Just add as much user properties as you want (we’re sticking to one for the example) and that’s it. Now, let’s see how we set our user property in our AnalyticsActivity code:

class AnalyticsActivity : AppCompatActivity() {

    private lateinit var firebaseAnalytics: FirebaseAnalytics

    override fun onCreate(savedInstanceState: Bundle?) {
        super.onCreate(savedInstanceState)
        setContentView(R.layout.activity_analytics)

        firebaseAnalytics = FirebaseAnalytics.getInstance(this)
        firebaseAnalytics.setUserProperty("my_test_user_property", 
            "my test user property value")

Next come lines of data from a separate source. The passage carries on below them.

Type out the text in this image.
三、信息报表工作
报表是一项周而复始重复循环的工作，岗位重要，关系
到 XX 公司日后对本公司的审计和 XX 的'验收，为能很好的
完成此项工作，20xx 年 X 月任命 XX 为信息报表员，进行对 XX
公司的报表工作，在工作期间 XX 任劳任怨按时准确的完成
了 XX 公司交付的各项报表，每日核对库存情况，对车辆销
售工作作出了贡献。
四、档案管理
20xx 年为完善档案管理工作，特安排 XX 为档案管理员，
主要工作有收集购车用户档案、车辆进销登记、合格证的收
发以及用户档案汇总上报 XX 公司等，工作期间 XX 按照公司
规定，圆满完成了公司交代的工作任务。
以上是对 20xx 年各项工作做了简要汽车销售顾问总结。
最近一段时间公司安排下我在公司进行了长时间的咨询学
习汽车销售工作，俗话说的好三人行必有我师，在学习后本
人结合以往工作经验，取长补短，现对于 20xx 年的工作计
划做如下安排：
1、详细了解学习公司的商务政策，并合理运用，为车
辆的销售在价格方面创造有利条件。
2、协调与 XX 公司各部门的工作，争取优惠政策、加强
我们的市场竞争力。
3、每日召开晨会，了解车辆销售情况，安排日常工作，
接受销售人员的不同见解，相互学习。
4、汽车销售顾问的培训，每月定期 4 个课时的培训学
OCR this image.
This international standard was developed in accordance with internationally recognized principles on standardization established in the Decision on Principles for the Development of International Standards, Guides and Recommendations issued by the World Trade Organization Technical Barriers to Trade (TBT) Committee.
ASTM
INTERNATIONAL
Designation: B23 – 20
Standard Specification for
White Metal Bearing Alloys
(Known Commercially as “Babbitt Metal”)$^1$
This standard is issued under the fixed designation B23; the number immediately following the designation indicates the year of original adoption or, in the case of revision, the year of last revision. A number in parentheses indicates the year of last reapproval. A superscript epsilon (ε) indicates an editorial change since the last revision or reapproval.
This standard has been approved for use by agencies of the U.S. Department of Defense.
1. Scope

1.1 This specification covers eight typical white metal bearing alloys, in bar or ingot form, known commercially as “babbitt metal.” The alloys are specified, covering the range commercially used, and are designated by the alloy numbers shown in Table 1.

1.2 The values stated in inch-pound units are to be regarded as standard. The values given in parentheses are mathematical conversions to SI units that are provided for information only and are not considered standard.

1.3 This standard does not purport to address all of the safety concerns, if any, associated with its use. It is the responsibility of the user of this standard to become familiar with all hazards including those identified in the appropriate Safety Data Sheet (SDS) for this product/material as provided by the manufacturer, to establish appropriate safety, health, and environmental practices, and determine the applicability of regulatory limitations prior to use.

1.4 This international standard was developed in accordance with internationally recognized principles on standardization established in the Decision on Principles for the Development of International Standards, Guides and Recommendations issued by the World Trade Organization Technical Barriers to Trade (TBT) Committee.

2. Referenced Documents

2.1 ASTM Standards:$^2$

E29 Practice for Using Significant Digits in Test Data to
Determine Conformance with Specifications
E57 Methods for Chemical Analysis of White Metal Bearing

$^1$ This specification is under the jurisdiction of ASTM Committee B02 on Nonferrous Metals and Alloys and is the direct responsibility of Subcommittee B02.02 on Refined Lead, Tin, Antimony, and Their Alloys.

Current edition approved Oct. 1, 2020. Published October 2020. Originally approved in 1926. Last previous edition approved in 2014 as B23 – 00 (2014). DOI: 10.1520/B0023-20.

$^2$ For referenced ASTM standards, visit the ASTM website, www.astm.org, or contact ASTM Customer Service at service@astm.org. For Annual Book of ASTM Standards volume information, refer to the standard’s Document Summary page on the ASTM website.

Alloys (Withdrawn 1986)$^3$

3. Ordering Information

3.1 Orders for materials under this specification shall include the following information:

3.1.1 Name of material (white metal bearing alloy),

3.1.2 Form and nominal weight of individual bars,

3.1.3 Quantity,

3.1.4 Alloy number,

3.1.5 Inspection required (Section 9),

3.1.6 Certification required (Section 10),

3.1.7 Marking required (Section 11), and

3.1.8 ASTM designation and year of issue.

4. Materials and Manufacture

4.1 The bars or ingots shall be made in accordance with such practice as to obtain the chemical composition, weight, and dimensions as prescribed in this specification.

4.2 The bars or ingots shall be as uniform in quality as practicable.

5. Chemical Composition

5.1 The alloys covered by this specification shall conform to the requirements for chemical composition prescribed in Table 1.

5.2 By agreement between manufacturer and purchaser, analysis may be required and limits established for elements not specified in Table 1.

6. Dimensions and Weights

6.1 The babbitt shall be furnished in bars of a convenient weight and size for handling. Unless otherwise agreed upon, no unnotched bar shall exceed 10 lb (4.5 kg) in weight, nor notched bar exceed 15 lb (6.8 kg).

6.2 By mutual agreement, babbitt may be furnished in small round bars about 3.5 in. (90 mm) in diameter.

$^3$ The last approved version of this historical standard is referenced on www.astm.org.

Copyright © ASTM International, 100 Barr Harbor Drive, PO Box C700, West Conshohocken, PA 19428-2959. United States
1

        // Log Firebase Event
        button_firebase_event.setOnClickListener {
            firebaseAnalytics.logEvent(
                FirebaseAnalytics.Event.SELECT_CONTENT,
                Bundle().apply {
                    putString(FirebaseAnalytics.Param.ITEM_ID, 
                        "button_firebase_event")
                })
        }

        // Log Custom Event
        button_custom_event.setOnClickListener {
            firebaseAnalytics.logEvent(
                "SAMPLE_CUSTOM_EVENT_CLICKED",
                Bundle().apply {
                    putString(FirebaseAnalytics.Param.ITEM_ID, 
                        "button_custom_event")
                })
        }
    }
}

Super easy, we just added line 10 and that’s it, all the rest stays the same. Now both the other 2 events we have attached on the buttons click listeners will have this user property set.

Now, let’s look at the Debug View inside the Firebase Console to see our events being tracked live. To enable the debug mode we need to run the following line on the terminal:

adb shell setprop debug.firebase.analytics.app <package_name>

And this will stay on until we explicitly disable it again, with the following command:

adb shell setprop debug.firebase.analytics.app .none.

This is how our Debug View looks like after opening the app and triggering both events we have:

image

We get this nice timeline where we can quickly see our events being triggered, and if we look at the bottom right corner we can see our user property value as well. But this is only a simple view for the events, by adding Firebase Analytics to the project, we get a lot more analytics and stats for free. Check out the main dashboard and see for yourself the amount of data we get for free.

And that’s it, we’re done for today. We now have a project setup with Firebase, some dummy events tracking and we also set our own custom user property. Hope you enjoyed the article and if you did, please don’t forget to give some 👏. See you in a couple of weeks for a dive on Firebase Authentication 👋.